The Railways has also decided to spend Rs 75,000 crore in the next seven years on its bluechip programme of high-density corridors and other line expansion programmes. But there is no allocation for these in this years budget.
According to the minister, goods traffic is estimated to increase 60 million tonne over the revised estimates of 790 million tonnes for the current fiscal. Prasad said the target was 310 million tonnes of additional freight loading in the next three years, including a target to achieve 300 mt traffic for ports and 200 mt for steel, both by 2012.
That apart, the minister said barring a few light commodities, the highest rate would not be more than double the lowest rate. It has also been proposed that commodities that are not covered in goods tariff will be charged at a composite rate and not at the highest class rate as being done at present. The move is expected to increase freight basket of various commodities and attract piecemeal traffic.
Interestingly, freight rates, which were brought down last year, were revised upward throughout the year. The railway ministry issued as many as 11 circulars raising freight rates after the Budget was tabled in Parliament last year.

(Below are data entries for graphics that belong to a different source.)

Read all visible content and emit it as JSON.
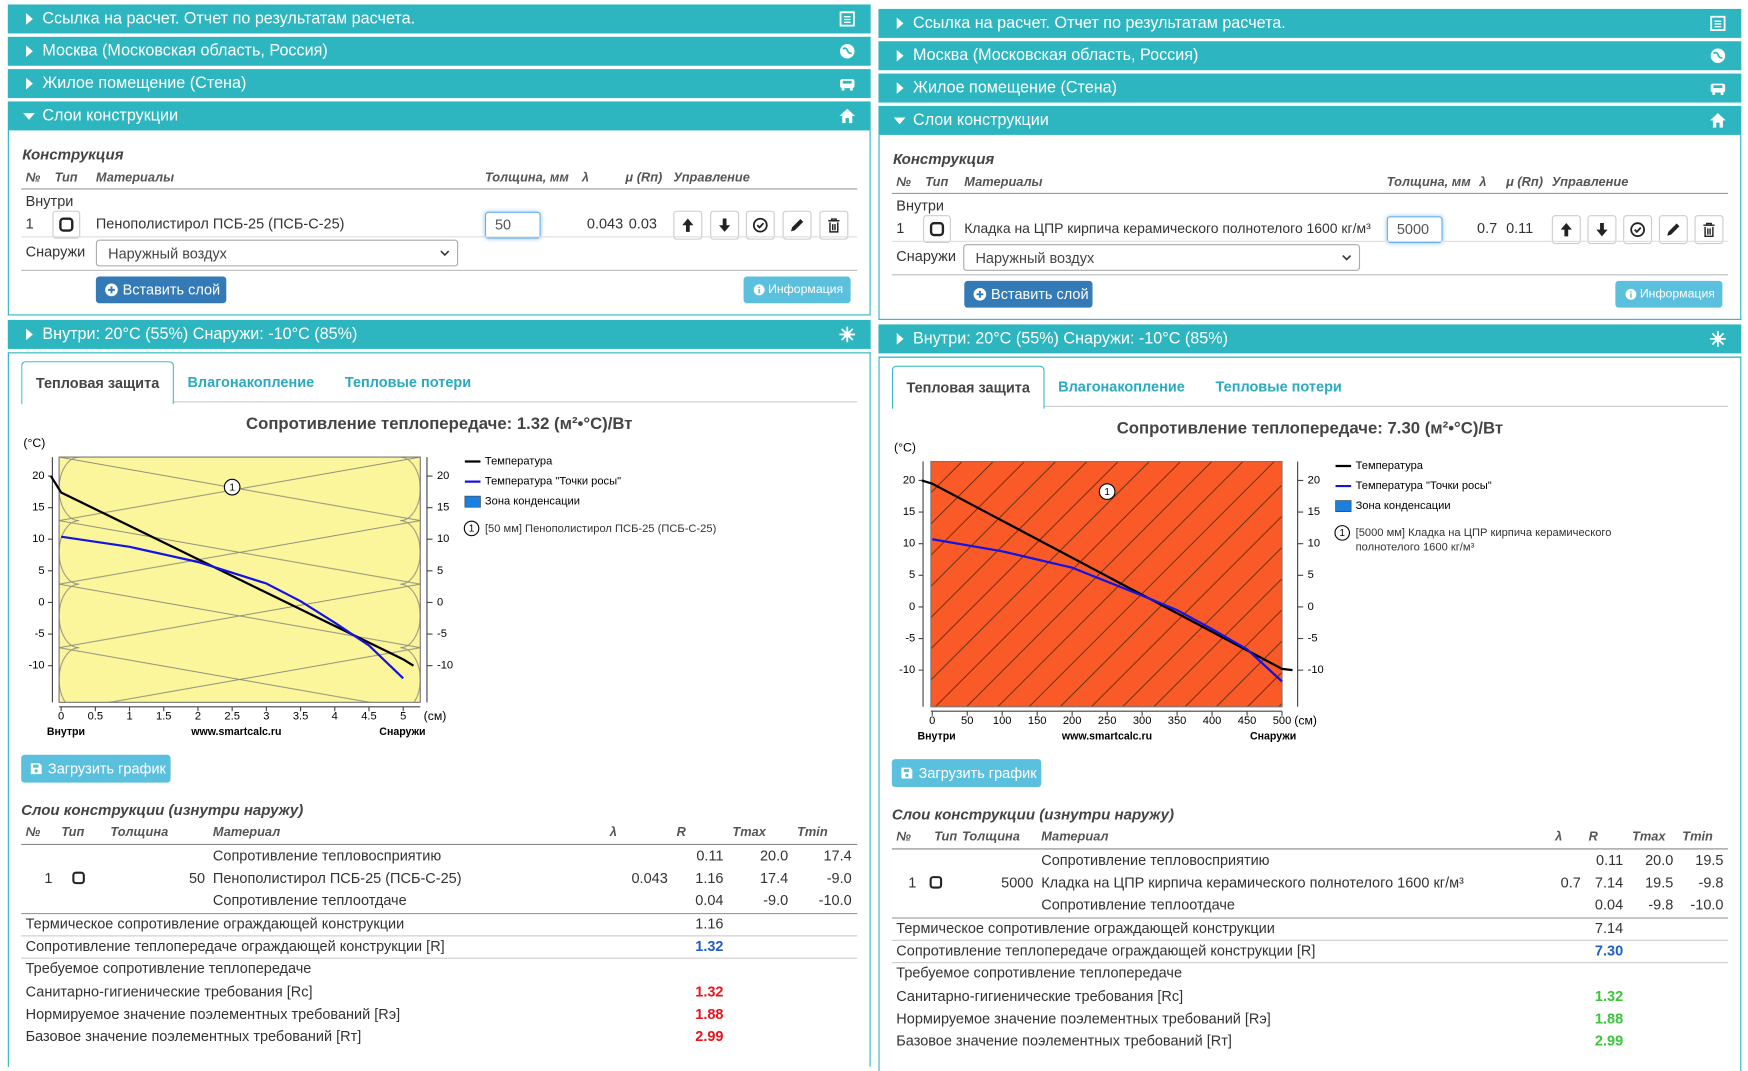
{
  "panels": [
    {
      "headers": [
        "Ссылка на расчет. Отчет по результатам расчета.",
        "Москва (Московская область, Россия)",
        "Жилое помещение (Стена)",
        "Слои конструкции"
      ],
      "construction": {
        "title": "Конструкция",
        "columns": [
          "№",
          "Тип",
          "Материалы",
          "Толщина, мм",
          "λ",
          "μ (Rп)",
          "Управление"
        ],
        "inside": "Внутри",
        "layer": {
          "number": "1",
          "material": "Пенополистирол ПСБ-25 (ПСБ-С-25)",
          "thickness": "50",
          "lambda": "0.043",
          "mu": "0.03"
        },
        "outside": "Снаружи",
        "outside_medium": "Наружный воздух",
        "insert_button": "Вставить слой",
        "info_button": "Информация"
      },
      "conditions": "Внутри: 20°C (55%) Снаружи: -10°C (85%)",
      "tabs": [
        "Тепловая защита",
        "Влагонакопление",
        "Тепловые потери"
      ],
      "chart_data": {
        "type": "line",
        "title": "Сопротивление теплопередаче: 1.32 (м²•°С)/Вт",
        "y_unit": "(°C)",
        "x_unit": "(см)",
        "inside_label": "Внутри",
        "outside_label": "Снаружи",
        "source": "www.smartcalc.ru",
        "xlim": [
          -0.03,
          5.25
        ],
        "xticks": [
          0,
          0.5,
          1,
          1.5,
          2,
          2.5,
          3,
          3.5,
          4,
          4.5,
          5
        ],
        "ylim": [
          -15.8,
          23
        ],
        "yticks": [
          20,
          15,
          10,
          5,
          0,
          -5,
          -10
        ],
        "layer_fill": "#fbf59c",
        "layer_pattern": "loops",
        "layer_number": "1",
        "layer_label": "[50 мм] Пенополистирол ПСБ-25 (ПСБ-С-25)",
        "condensation_zone": {
          "name": "Зона конденсации",
          "color": "#1a7fe0"
        },
        "series": [
          {
            "name": "Температура",
            "color": "#000000",
            "x": [
              -0.15,
              0,
              5,
              5.15
            ],
            "values": [
              20,
              17.4,
              -9,
              -10
            ]
          },
          {
            "name": "Температура \"Точки росы\"",
            "color": "#1414e0",
            "x": [
              0,
              1,
              2,
              3,
              3.5,
              4,
              4.5,
              5
            ],
            "values": [
              10.4,
              8.8,
              6.4,
              3.0,
              0.2,
              -3.2,
              -6.8,
              -12.0
            ]
          }
        ]
      },
      "download_button": "Загрузить график",
      "layers": {
        "title": "Слои конструкции (изнутри наружу)",
        "columns": [
          "№",
          "Тип",
          "Толщина",
          "Материал",
          "λ",
          "R",
          "Tmax",
          "Tmin"
        ],
        "rows": [
          {
            "material": "Сопротивление тепловосприятию",
            "r": "0.11",
            "tmax": "20.0",
            "tmin": "17.4"
          },
          {
            "number": "1",
            "thickness": "50",
            "material": "Пенополистирол ПСБ-25 (ПСБ-С-25)",
            "lambda": "0.043",
            "r": "1.16",
            "tmax": "17.4",
            "tmin": "-9.0"
          },
          {
            "material": "Сопротивление теплоотдаче",
            "r": "0.04",
            "tmax": "-9.0",
            "tmin": "-10.0"
          }
        ]
      },
      "summary": [
        {
          "label": "Термическое сопротивление ограждающей конструкции",
          "value": "1.16"
        },
        {
          "label": "Сопротивление теплопередаче ограждающей конструкции [R]",
          "value": "1.32",
          "color": "#1f5fbf"
        },
        {
          "label": "Требуемое сопротивление теплопередаче"
        },
        {
          "label": "Санитарно-гигиенические требования [Rc]",
          "value": "1.32",
          "color": "#e8141b"
        },
        {
          "label": "Нормируемое значение поэлементных требований [Rэ]",
          "value": "1.88",
          "color": "#e8141b"
        },
        {
          "label": "Базовое значение поэлементных требований [Rт]",
          "value": "2.99",
          "color": "#e8141b"
        }
      ]
    },
    {
      "headers": [
        "Ссылка на расчет. Отчет по результатам расчета.",
        "Москва (Московская область, Россия)",
        "Жилое помещение (Стена)",
        "Слои конструкции"
      ],
      "construction": {
        "title": "Конструкция",
        "columns": [
          "№",
          "Тип",
          "Материалы",
          "Толщина, мм",
          "λ",
          "μ (Rп)",
          "Управление"
        ],
        "inside": "Внутри",
        "layer": {
          "number": "1",
          "material": "Кладка на ЦПР кирпича керамического полнотелого 1600 кг/м³",
          "thickness": "5000",
          "lambda": "0.7",
          "mu": "0.11"
        },
        "outside": "Снаружи",
        "outside_medium": "Наружный воздух",
        "insert_button": "Вставить слой",
        "info_button": "Информация"
      },
      "conditions": "Внутри: 20°C (55%) Снаружи: -10°C (85%)",
      "tabs": [
        "Тепловая защита",
        "Влагонакопление",
        "Тепловые потери"
      ],
      "chart_data": {
        "type": "line",
        "title": "Сопротивление теплопередаче: 7.30 (м²•°С)/Вт",
        "y_unit": "(°C)",
        "x_unit": "(см)",
        "inside_label": "Внутри",
        "outside_label": "Снаружи",
        "source": "www.smartcalc.ru",
        "xlim": [
          -2,
          500
        ],
        "xticks": [
          0,
          50,
          100,
          150,
          200,
          250,
          300,
          350,
          400,
          450,
          500
        ],
        "ylim": [
          -15.8,
          23
        ],
        "yticks": [
          20,
          15,
          10,
          5,
          0,
          -5,
          -10
        ],
        "layer_fill": "#fa5a28",
        "layer_pattern": "diagonal",
        "layer_number": "1",
        "layer_label": "[5000 мм] Кладка на ЦПР кирпича керамического полнотелого 1600 кг/м³",
        "condensation_zone": {
          "name": "Зона конденсации",
          "color": "#1a7fe0"
        },
        "series": [
          {
            "name": "Температура",
            "color": "#000000",
            "x": [
              -15,
              0,
              500,
              515
            ],
            "values": [
              20,
              19.5,
              -9.8,
              -10
            ]
          },
          {
            "name": "Температура \"Точки росы\"",
            "color": "#1414e0",
            "x": [
              0,
              100,
              200,
              300,
              350,
              400,
              450,
              500
            ],
            "values": [
              10.7,
              8.8,
              6.2,
              1.8,
              -0.5,
              -3.5,
              -6.7,
              -11.8
            ]
          }
        ]
      },
      "download_button": "Загрузить график",
      "layers": {
        "title": "Слои конструкции (изнутри наружу)",
        "columns": [
          "№",
          "Тип",
          "Толщина",
          "Материал",
          "λ",
          "R",
          "Tmax",
          "Tmin"
        ],
        "rows": [
          {
            "material": "Сопротивление тепловосприятию",
            "r": "0.11",
            "tmax": "20.0",
            "tmin": "19.5"
          },
          {
            "number": "1",
            "thickness": "5000",
            "material": "Кладка на ЦПР кирпича керамического полнотелого 1600 кг/м³",
            "lambda": "0.7",
            "r": "7.14",
            "tmax": "19.5",
            "tmin": "-9.8"
          },
          {
            "material": "Сопротивление теплоотдаче",
            "r": "0.04",
            "tmax": "-9.8",
            "tmin": "-10.0"
          }
        ]
      },
      "summary": [
        {
          "label": "Термическое сопротивление ограждающей конструкции",
          "value": "7.14"
        },
        {
          "label": "Сопротивление теплопередаче ограждающей конструкции [R]",
          "value": "7.30",
          "color": "#1f5fbf"
        },
        {
          "label": "Требуемое сопротивление теплопередаче"
        },
        {
          "label": "Санитарно-гигиенические требования [Rc]",
          "value": "1.32",
          "color": "#3cc43c"
        },
        {
          "label": "Нормируемое значение поэлементных требований [Rэ]",
          "value": "1.88",
          "color": "#3cc43c"
        },
        {
          "label": "Базовое значение поэлементных требований [Rт]",
          "value": "2.99",
          "color": "#3cc43c"
        }
      ]
    }
  ]
}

An analysis by FE shows that the railways levied a busy season surcharge of 4-7% during its peak transportation season on commodities such as iron ore, coke and coal. Last years Rail Budget initially proposed a congestion surcharge of 21% on all iron ore traffic to the sidings and goods sheds serving ports. This was subsequently raised to 35% and then to 60% via circulars. A similar congestions surcharge of 20% was levied on traffic to Pakistan and Bangladesh via another circular.